Fellow songwriters, musicians and industry executives gathered in downtown Nashville to celebrate Darius Rucker’s latest No. 1 hit, “Beers and Sunshine.”
Written by Rucker, Josh Osborne, Ross Copperman and JT Harding – Rucker’s tenth single to top the country music charts.
They recalled how they wrote the song in the early months of the COVID pandemic. Nashville songwriting sessions typically involve writers meeting physically in a writing room, but during COVID everyone has been forced to take a different approach and brainstorm via Zoom calls.
“We got on Zoom and it was weird, but also so much fun,” Rucker recalls, “because Zoom doesn’t make sense. When you get together in a writing room, you sit down, you talk of your kids, you talk about what’s going on and you take 40 minutes before you start writing. Not on Zoom. On Zoom, it’s like, ‘Let’s write the song!’ »
He says that after they wrote “Beers and Sunshine” they knew it was something special.
“And then Ross (Copperman) went out of his way to record this whole record on Zoom. No one was ever in the room together. Ross would play the drummer, then he would play the bassist, and when it was all over, he was playing my voice on Zoom.
“Beers and Sunshine” may be the first song written and recorded on Zoom to reach No. 1 on the country charts.
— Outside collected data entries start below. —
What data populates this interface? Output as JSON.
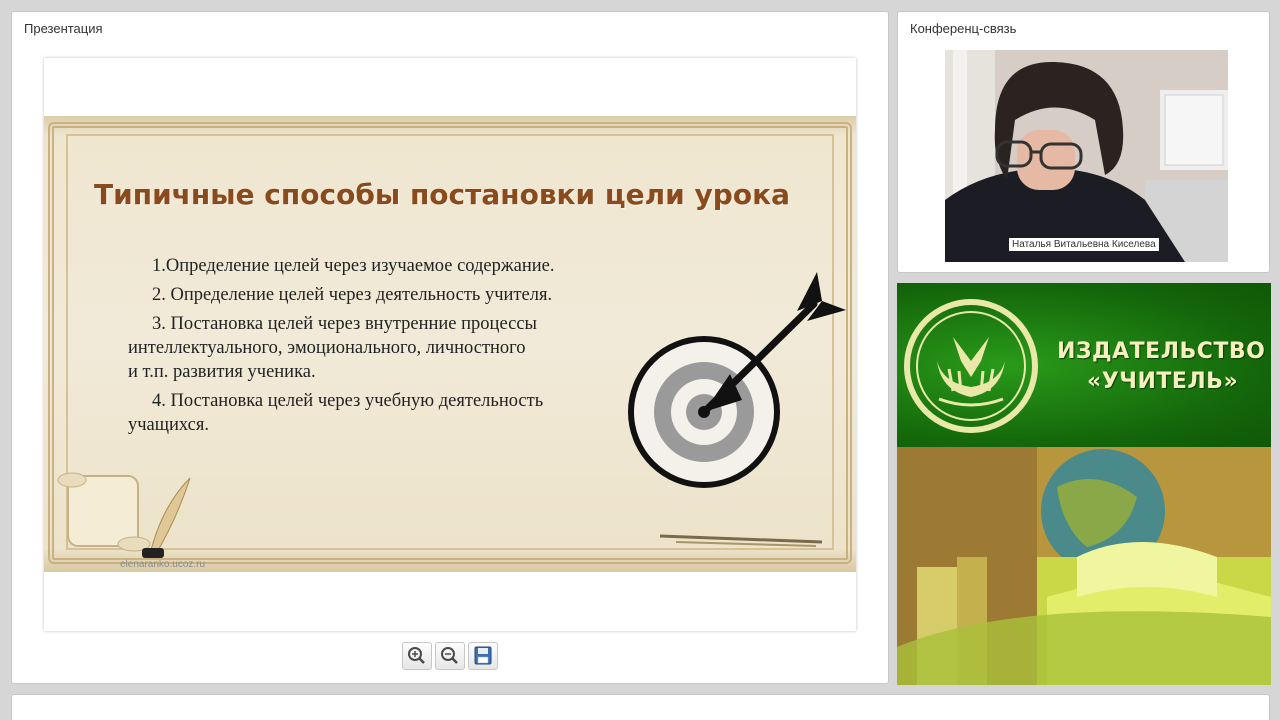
{
  "presentation": {
    "title": "Презентация",
    "slide": {
      "title": "Типичные способы постановки цели урока",
      "items": [
        "1.Определение целей через изучаемое содержание.",
        "2. Определение целей через деятельность учителя.",
        "3. Постановка целей через внутренние процессы",
        "интеллектуального, эмоционального, личностного",
        "и т.п. развития ученика.",
        "4. Постановка целей через учебную деятельность",
        "учащихся."
      ],
      "watermark": "elenaranko.ucoz.ru"
    },
    "toolbar": {
      "zoom_in_icon": "zoom-in-icon",
      "zoom_out_icon": "zoom-out-icon",
      "save_icon": "save-icon"
    }
  },
  "conference": {
    "title": "Конференц-связь",
    "participant_name": "Наталья Витальевна Киселева"
  },
  "publisher": {
    "name_line1": "ИЗДАТЕЛЬСТВО",
    "name_line2": "«УЧИТЕЛЬ»"
  },
  "colors": {
    "slide_title": "#8a4a1c",
    "publisher_green": "#13650a",
    "publisher_text": "#f6f0c0"
  }
}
Rucker seems determined to make history. “Beers and Sunshine” follows other charts such as “Don’t think I don’t think about it”, “It won’t be like this for long” and “Okay”, to name a few. .
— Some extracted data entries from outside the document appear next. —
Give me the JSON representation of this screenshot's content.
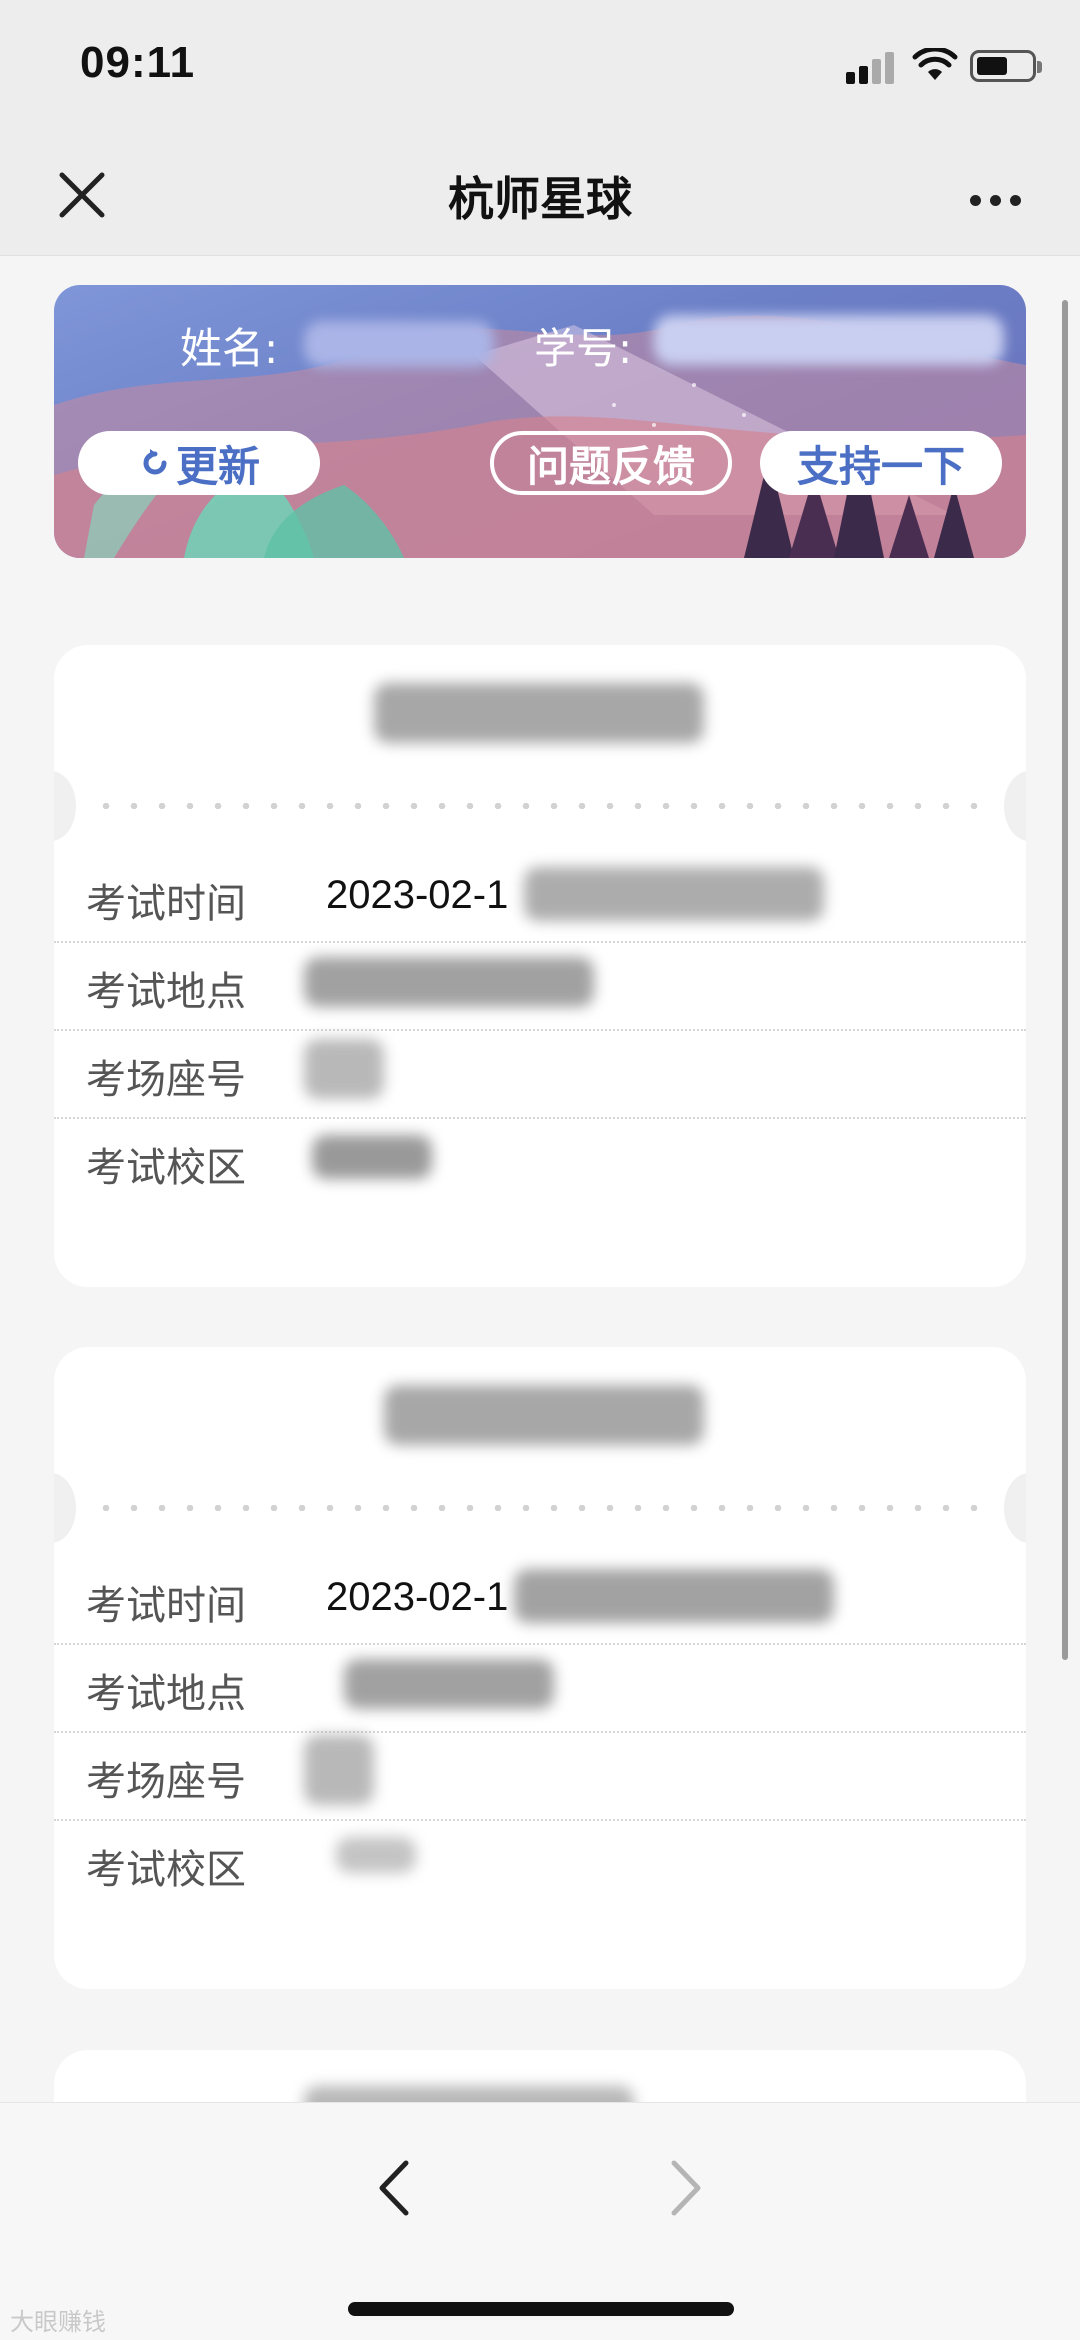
{
  "status_bar": {
    "time": "09:11"
  },
  "nav": {
    "title": "杭师星球"
  },
  "banner": {
    "name_label": "姓名:",
    "student_id_label": "学号:",
    "refresh_label": "更新",
    "refresh_icon": "refresh-icon",
    "feedback_label": "问题反馈",
    "support_label": "支持一下"
  },
  "exams": [
    {
      "rows": [
        {
          "key": "考试时间",
          "value": "2023-02-1"
        },
        {
          "key": "考试地点",
          "value": ""
        },
        {
          "key": "考场座号",
          "value": ""
        },
        {
          "key": "考试校区",
          "value": ""
        }
      ]
    },
    {
      "rows": [
        {
          "key": "考试时间",
          "value": "2023-02-1"
        },
        {
          "key": "考试地点",
          "value": ""
        },
        {
          "key": "考场座号",
          "value": ""
        },
        {
          "key": "考试校区",
          "value": ""
        }
      ]
    }
  ],
  "watermark": "大眼赚钱"
}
He says it’s almost hard to believe how far he’s come as a country artist.
“It’s quite exciting. Because I didn’t expect much from the start, then I had success from the start and now 16 years later, ten No. 1s. It’s pretty amazing.
And now his mega-hit “Wagon Wheel” has officially sold over 11 million copies (streaming and sales combined). It still sells so fast that label executives didn’t get a chance to commemorate its attainment of RIAA Diamond status (which is 10 million copies), before it sold another million.
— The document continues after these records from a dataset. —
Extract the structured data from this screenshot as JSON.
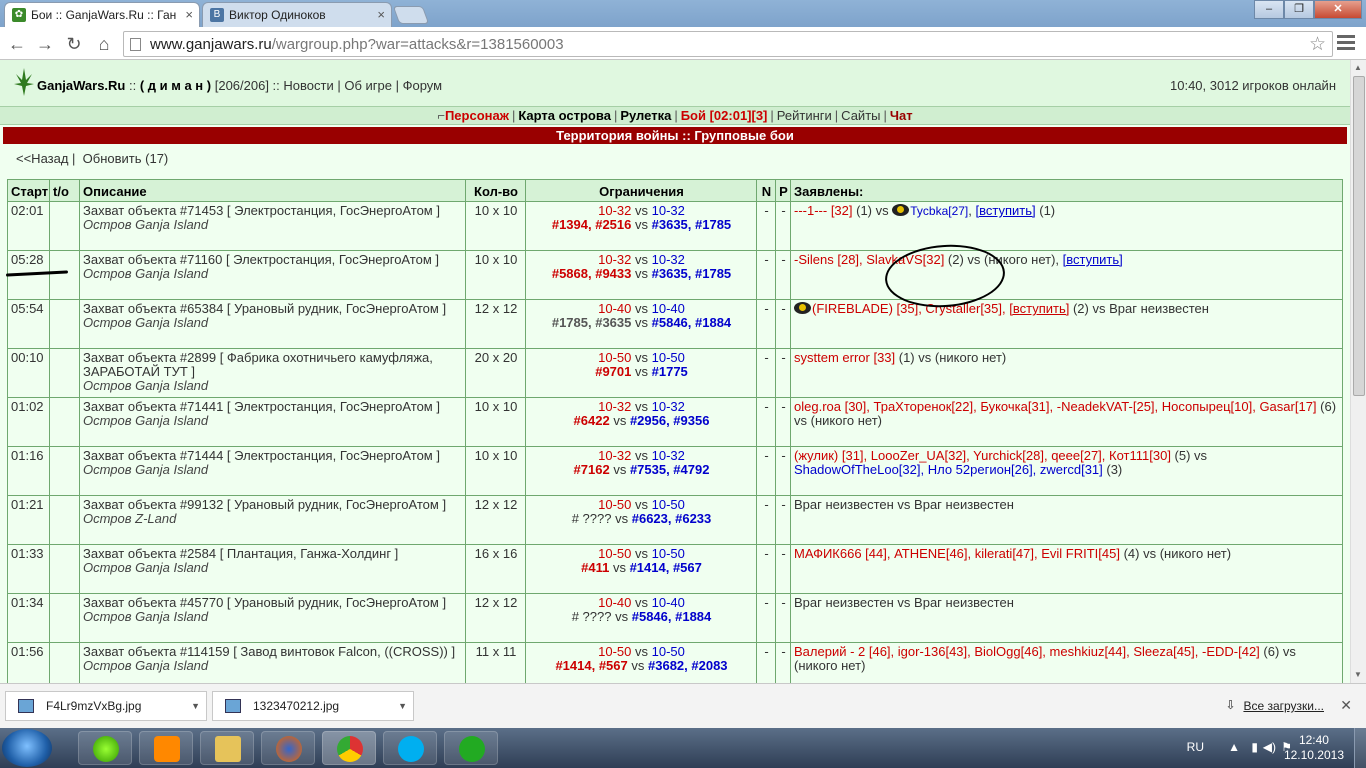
{
  "browser": {
    "tabs": [
      {
        "title": "Бои :: GanjaWars.Ru :: Ган",
        "favicon": "ganja-favicon",
        "active": true
      },
      {
        "title": "Виктор Одиноков",
        "favicon": "vk-favicon",
        "active": false
      }
    ],
    "url_host": "www.ganjawars.ru",
    "url_path": "/wargroup.php?war=attacks&r=1381560003",
    "window_min": "–",
    "window_max": "❐",
    "window_close": "✕"
  },
  "site": {
    "name": "GanjaWars.Ru",
    "sep1": " :: ",
    "user": "( д и м а н )",
    "hp": " [206/206] :: ",
    "nav_top": [
      "Новости",
      "Об игре",
      "Форум"
    ],
    "online": "10:40, 3012 игроков онлайн"
  },
  "mainnav": {
    "items": [
      {
        "label": "Персонаж",
        "style": "red"
      },
      {
        "label": "Карта острова",
        "style": "bold"
      },
      {
        "label": "Рулетка",
        "style": "bold"
      },
      {
        "label": "Бой [02:01][3]",
        "style": "red"
      },
      {
        "label": "Рейтинги",
        "style": "plain"
      },
      {
        "label": "Сайты",
        "style": "plain"
      },
      {
        "label": "Чат",
        "style": "redbold"
      }
    ]
  },
  "section_title": "Территория войны :: Групповые бои",
  "back_link": "<<Назад",
  "refresh_link": "Обновить (17)",
  "table": {
    "headers": [
      "Старт",
      "t/o",
      "Описание",
      "Кол-во",
      "Ограничения",
      "N",
      "P",
      "Заявлены:"
    ],
    "rows": [
      {
        "start": "02:01",
        "desc": "Захват объекта #71453 [ Электростанция, ГосЭнергоАтом ]",
        "loc": "Остров Ganja Island",
        "count": "10 x 10",
        "lim1": "10-32",
        "lim2": "10-32",
        "s1": "#1394, #2516",
        "s2": "#3635, #1785",
        "s1c": "rb",
        "n": "-",
        "p": "-"
      },
      {
        "start": "05:28",
        "desc": "Захват объекта #71160 [ Электростанция, ГосЭнергоАтом ]",
        "loc": "Остров Ganja Island",
        "count": "10 x 10",
        "lim1": "10-32",
        "lim2": "10-32",
        "s1": "#5868, #9433",
        "s2": "#3635, #1785",
        "s1c": "rb",
        "n": "-",
        "p": "-"
      },
      {
        "start": "05:54",
        "desc": "Захват объекта #65384 [ Урановый рудник, ГосЭнергоАтом ]",
        "loc": "Остров Ganja Island",
        "count": "12 x 12",
        "lim1": "10-40",
        "lim2": "10-40",
        "s1": "#1785, #3635",
        "s2": "#5846, #1884",
        "s1c": "gb",
        "n": "-",
        "p": "-"
      },
      {
        "start": "00:10",
        "desc": "Захват объекта #2899 [ Фабрика охотничьего камуфляжа, ЗАРАБОТАЙ ТУТ ]",
        "loc": "Остров Ganja Island",
        "count": "20 x 20",
        "lim1": "10-50",
        "lim2": "10-50",
        "s1": "#9701",
        "s2": "#1775",
        "s1c": "rb",
        "n": "-",
        "p": "-"
      },
      {
        "start": "01:02",
        "desc": "Захват объекта #71441 [ Электростанция, ГосЭнергоАтом ]",
        "loc": "Остров Ganja Island",
        "count": "10 x 10",
        "lim1": "10-32",
        "lim2": "10-32",
        "s1": "#6422",
        "s2": "#2956, #9356",
        "s1c": "rb",
        "n": "-",
        "p": "-"
      },
      {
        "start": "01:16",
        "desc": "Захват объекта #71444 [ Электростанция, ГосЭнергоАтом ]",
        "loc": "Остров Ganja Island",
        "count": "10 x 10",
        "lim1": "10-32",
        "lim2": "10-32",
        "s1": "#7162",
        "s2": "#7535, #4792",
        "s1c": "rb",
        "n": "-",
        "p": "-"
      },
      {
        "start": "01:21",
        "desc": "Захват объекта #99132 [ Урановый рудник, ГосЭнергоАтом ]",
        "loc": "Остров Z-Land",
        "count": "12 x 12",
        "lim1": "10-50",
        "lim2": "10-50",
        "s1": "# ????",
        "s2": "#6623, #6233",
        "s1c": "plain",
        "n": "-",
        "p": "-"
      },
      {
        "start": "01:33",
        "desc": "Захват объекта #2584 [ Плантация, Ганжа-Холдинг ]",
        "loc": "Остров Ganja Island",
        "count": "16 x 16",
        "lim1": "10-50",
        "lim2": "10-50",
        "s1": "#411",
        "s2": "#1414, #567",
        "s1c": "rb",
        "n": "-",
        "p": "-"
      },
      {
        "start": "01:34",
        "desc": "Захват объекта #45770 [ Урановый рудник, ГосЭнергоАтом ]",
        "loc": "Остров Ganja Island",
        "count": "12 x 12",
        "lim1": "10-40",
        "lim2": "10-40",
        "s1": "# ????",
        "s2": "#5846, #1884",
        "s1c": "plain",
        "n": "-",
        "p": "-"
      },
      {
        "start": "01:56",
        "desc": "Захват объекта #114159 [ Завод винтовок Falcon, ((CROSS)) ]",
        "loc": "Остров Ganja Island",
        "count": "11 x 11",
        "lim1": "10-50",
        "lim2": "10-50",
        "s1": "#1414, #567",
        "s2": "#3682, #2083",
        "s1c": "rb",
        "n": "-",
        "p": "-"
      }
    ],
    "vs": "vs",
    "join": "[вступить]",
    "reg": [
      {
        "a": "---1--- [32]",
        "b": " (1) vs ",
        "c": "Tycbka[27]",
        "d": ", ",
        "e": "[вступить]",
        "f": " (1)"
      },
      {
        "a": "-Silens [28], SlavkaVS[32]",
        "b": " (2) vs (никого нет), ",
        "c": "[вступить]"
      },
      {
        "a": "(FIREBLADE) [35], Crystaller[35], ",
        "b": "[вступить]",
        "c": " (2) vs Враг неизвестен"
      },
      {
        "a": "systtem error [33]",
        "b": " (1) vs (никого нет)"
      },
      {
        "a": "oleg.roa [30], ТраХторенок[22], Букочка[31], -NeadekVAT-[25], Носопырец[10], Gasar[17]",
        "b": " (6) vs (никого нет)"
      },
      {
        "a": "(жулик) [31], LoooZer_UA[32], Yurchick[28], qeee[27], Кот111[30]",
        "b": " (5) vs ",
        "c": "ShadowOfTheLoo[32], Нло 52регион[26], zwercd[31]",
        "d": " (3)"
      },
      {
        "a": "Враг неизвестен vs Враг неизвестен"
      },
      {
        "a": "МАФИК666 [44], ATHENE[46], kilerati[47], Evil FRITI[45]",
        "b": " (4) vs (никого нет)"
      },
      {
        "a": "Враг неизвестен vs Враг неизвестен"
      },
      {
        "a": "Валерий - 2 [46], igor-136[43], BiolOgg[46], meshkiuz[44], Sleeza[45], -EDD-[42]",
        "b": " (6) vs (никого нет)"
      }
    ]
  },
  "downloads": {
    "items": [
      "F4Lr9mzVxBg.jpg",
      "1323470212.jpg"
    ],
    "all_label": "Все загрузки...",
    "close": "✕"
  },
  "taskbar": {
    "lang": "RU",
    "time": "12:40",
    "date": "12.10.2013"
  },
  "colors": {
    "accent_red": "#990000",
    "page_bg": "#f0fff0",
    "link_blue": "#0000cc"
  }
}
NBC “Today Show” host Craig Melvin, a friend of Rucker’s and another South Carolina native, traveled to Nashville to mark the occasion.
“When they said Darius had achieved something with ‘Wagon Wheel,’ which only four songs in country music history had achieved, I thought to myself, I have to be there. That’s history in the making. to be done.”
Melvin pointed out that Rucker’s superstar status as a country music artist follows his longtime success as the lead singer of Hootie & the Blowfish with pop hits like “Hold My Hand”, “Let Her Cry” and “I Only Want to Be with You”. ”
“It’s another thing to have a major crush twice,” Melvin said. “And it did for him.”
Melvin also touched Rucker’s heart for ‘giving back’, with his support of over 200 charities, and his reputation for not only donating money, but also ‘showing up’ to help and volunteer his time. .
Noting the success of “Wagon Wheel,” UMG Nashville Chairman and CEO Mike Dungan – who signed Rucker to his record deal years ago – explained that “Wagon Wheel” was the idea of Rucker from the start. He recounted how Rucker called him one night at his daughter’s talent show in Baltimore where Rucker saw teachers, counselors, and caretakers perform the song. Dungan described the brief conversation:
“Darius goes, ‘Hey man,’ do you know that song, Wagon Wheel?”
I said, ‘Yeah.’
He goes, ‘Hey man, ‘I’m going to cut it.’
I said, ‘I don’t know if that’s a song anyone should ever try to cover.’
Darius said, “I’ll cut,” and he hung up.
As Dungan turned to look at Rucker, Rucker laughed and said, “You weren’t saying what I wanted you to say.”
Dungan nods, then says, “And my God, he was right.”
Rucker, who credits much of the song’s success to Lady A adding vocals and the work of producer Frank Rogers in the studio, says he never imagined it would become such a big hit. He just loved the song and wanted people to hear it. Now wherever he goes he gets a tremendous response, even during a recent performance at the Grand Ole Opry.
“Wagon Wheel is now part of the lexicon,” laughs Rucker. “When I play it, people lose their minds, like they did the other night at the Opry. When we got to this song, everyone got up and started dancing. How much many times does this happen at the Opry?”
As he celebrates the final milestones of his career, Rucker remains both humbled and grateful. He says all he wanted when he got to Nashville was the chance to make his own county album.
“It was a labor of love, and I would have done it even if I didn’t have a recording contract. I came here because I wanted to make music. And I can’t thank you enough guys for the life you gave me.
Rucker is currently hard at work on a new album which will be released early next year. He has a new single titled “Ol Church Hymn” featuring Chapel Hart.
Chances are he will add to this No 1 list.